Below is a first hack at what the simulated annealing code might be. Note that I'm not making guarantees about this. It could be an inefficient solution if calculating distance is too hard or the problem instance size grows too large. I'm using very naive geometric cooling with a fixed cooling rate, and you may also want to tinker with a fancier proposal than just randomly swapping around nodes.
all_nodes = np.asarray(...) # Set of nodes
all_dists = np.asarray(...) # Pairwise distances
N = len(all_nodes)
k = 10 # Or however many you want.
def calculate_distance(node_subset, distances):
# A function you write to determine sum of distances
# among a particular subset of nodes.
# Initial random subset of k elements
shuffle = np.random.shuffle(all_nodes)
current_subset = shuffle[0:k]
current_outsiders = shuffle[k:]
# Simulated annealing parameters.
temp = 100.0
cooling_rate = 0.95
num_iters = 10000
# Simulated annealing loop.
for ii in range(num_iters):
proposed_subset = current_subset.copy()
proposed_outsiders = current_outsiders.copy()
index_to_swap = np.random.randint(k)
outsider_to_swap = np.random.randint(N - k)
tmp = current_subset[index_to_swap]
proposed_subset[index_to_swap] = current_outsiders[outsider_to_swap]
proposed_outsiders[outsider_to_swap] = tmp
potential_change = np.exp((-1.0/temp)*
calculate_distance(proposed_subset,all_dists)/
calculate_distance(current_subset, all_dists))
if potential_change > 1 or potential_change >= np.random.rand():
current_subset = proposed_subset
current_outsiders = proposed_outsiders
temp = cooling_rate * temp
How about this greedy algorithm:
- add to the solution the 2 points with the greatest distance between them in S
- until you reach a solution of size k, add to the solution the point for which the sum of distances from it to all the points already in the solution is the greatest.
Lets call the greatest distance between any 2 point D, for each point we add to the solution, we add at least D due to the triangle inequality. so the solution will be at least (k-1)*D, while any solution will have (k-1)^2 distances, none of them exceeds D, so at the worse case you get a solution k times the optimum.

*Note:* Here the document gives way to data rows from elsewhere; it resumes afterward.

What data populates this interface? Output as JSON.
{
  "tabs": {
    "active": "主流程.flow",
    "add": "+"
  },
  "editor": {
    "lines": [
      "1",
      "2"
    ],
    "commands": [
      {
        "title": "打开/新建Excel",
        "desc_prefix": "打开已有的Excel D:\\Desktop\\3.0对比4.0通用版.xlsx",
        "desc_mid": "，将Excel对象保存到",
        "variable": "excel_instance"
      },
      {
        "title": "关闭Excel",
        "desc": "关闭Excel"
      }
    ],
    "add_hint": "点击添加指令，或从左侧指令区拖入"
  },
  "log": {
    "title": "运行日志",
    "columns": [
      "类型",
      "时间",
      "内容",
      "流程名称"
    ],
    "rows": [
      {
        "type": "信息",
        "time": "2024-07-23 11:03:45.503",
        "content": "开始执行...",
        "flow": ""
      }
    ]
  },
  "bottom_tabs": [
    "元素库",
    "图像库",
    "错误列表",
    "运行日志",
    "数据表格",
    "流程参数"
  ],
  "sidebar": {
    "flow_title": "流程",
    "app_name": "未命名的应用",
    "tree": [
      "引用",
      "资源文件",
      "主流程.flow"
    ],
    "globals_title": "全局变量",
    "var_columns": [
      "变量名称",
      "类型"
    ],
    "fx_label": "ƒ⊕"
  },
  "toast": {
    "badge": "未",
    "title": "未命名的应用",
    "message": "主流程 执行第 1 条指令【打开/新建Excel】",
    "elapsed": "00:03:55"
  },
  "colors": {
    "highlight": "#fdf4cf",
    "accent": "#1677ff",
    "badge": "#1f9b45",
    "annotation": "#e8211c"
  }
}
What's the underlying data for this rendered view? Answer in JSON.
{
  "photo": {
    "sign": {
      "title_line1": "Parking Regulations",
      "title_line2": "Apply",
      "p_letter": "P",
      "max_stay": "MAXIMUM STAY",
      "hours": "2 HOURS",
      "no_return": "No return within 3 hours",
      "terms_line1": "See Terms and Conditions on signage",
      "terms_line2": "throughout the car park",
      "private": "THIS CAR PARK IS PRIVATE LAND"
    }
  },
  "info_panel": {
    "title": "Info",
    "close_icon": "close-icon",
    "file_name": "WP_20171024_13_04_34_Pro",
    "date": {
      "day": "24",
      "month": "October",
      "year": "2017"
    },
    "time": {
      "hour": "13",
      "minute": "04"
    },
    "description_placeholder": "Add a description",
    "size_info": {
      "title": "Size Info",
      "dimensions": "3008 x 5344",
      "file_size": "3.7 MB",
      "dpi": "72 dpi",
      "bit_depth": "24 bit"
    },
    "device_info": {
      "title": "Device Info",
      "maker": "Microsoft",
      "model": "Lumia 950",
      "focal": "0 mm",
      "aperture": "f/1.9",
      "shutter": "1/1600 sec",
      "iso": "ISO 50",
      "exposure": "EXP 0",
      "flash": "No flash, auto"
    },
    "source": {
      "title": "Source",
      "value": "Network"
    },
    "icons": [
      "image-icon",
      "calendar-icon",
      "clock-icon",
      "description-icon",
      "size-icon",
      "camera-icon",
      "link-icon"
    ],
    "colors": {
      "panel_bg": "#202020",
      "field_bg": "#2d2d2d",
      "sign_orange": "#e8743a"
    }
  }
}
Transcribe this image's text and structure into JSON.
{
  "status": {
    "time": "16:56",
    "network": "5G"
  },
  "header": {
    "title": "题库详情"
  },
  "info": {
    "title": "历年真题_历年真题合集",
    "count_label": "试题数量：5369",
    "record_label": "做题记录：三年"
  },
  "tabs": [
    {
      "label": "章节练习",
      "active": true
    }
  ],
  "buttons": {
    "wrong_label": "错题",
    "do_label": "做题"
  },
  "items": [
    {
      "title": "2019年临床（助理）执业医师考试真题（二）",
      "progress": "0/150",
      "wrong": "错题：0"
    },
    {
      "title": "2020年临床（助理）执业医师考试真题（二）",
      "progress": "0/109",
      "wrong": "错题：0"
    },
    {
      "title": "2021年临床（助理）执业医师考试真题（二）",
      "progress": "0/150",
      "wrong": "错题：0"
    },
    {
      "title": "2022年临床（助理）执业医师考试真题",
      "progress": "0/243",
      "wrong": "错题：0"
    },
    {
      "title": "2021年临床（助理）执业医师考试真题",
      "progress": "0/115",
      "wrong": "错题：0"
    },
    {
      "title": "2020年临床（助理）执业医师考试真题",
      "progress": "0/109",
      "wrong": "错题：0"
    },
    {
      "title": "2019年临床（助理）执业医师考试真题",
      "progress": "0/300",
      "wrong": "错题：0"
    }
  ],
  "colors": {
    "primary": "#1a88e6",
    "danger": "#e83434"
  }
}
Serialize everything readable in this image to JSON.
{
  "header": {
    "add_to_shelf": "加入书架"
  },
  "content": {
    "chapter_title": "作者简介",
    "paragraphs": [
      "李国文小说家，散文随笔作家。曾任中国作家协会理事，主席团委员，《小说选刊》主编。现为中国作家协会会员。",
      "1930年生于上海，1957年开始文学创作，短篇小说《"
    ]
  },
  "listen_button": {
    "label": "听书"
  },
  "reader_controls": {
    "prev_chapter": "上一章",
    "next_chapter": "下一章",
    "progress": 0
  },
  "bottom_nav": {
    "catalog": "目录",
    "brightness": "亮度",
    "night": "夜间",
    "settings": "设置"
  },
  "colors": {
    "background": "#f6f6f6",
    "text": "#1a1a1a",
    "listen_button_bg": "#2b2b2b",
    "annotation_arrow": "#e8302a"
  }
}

I'm not sure this is the tightest bound that can be proved for this heuristic.
Step 1: Precompute dist(pi, pj) for all pairs pi,pj
Step 2: Construct a complete graph V={p1,...,pn} with edge weights w_ij = dist(pi, pj)
Step 3: Solve the maximum edge-weighted clique (MEC) problem.
MEC is definitely NP-complete, and it is strongly related to quadratic programming. Thus, you might focus on heuristics if n is large (or even of moderate size).
Note that, by precomputing edge-weights, there are no restrictions on the distance function
Here's a working (brute-force) implementation for small n, which if nothing else shows the expressiveness of generator comprehensions:
selection = max(
itertools.combinations(points, k),
key=lambda candidate: sum(
dist(p, q) for p, q in itertools.combinations(candidate, 2)
)
)
Although this ends up calling dist
a lot:
(k! / 2! / (k-2)!) * (n! / k! / (n-k)! == n! /(2(k-2)!(n-k)!)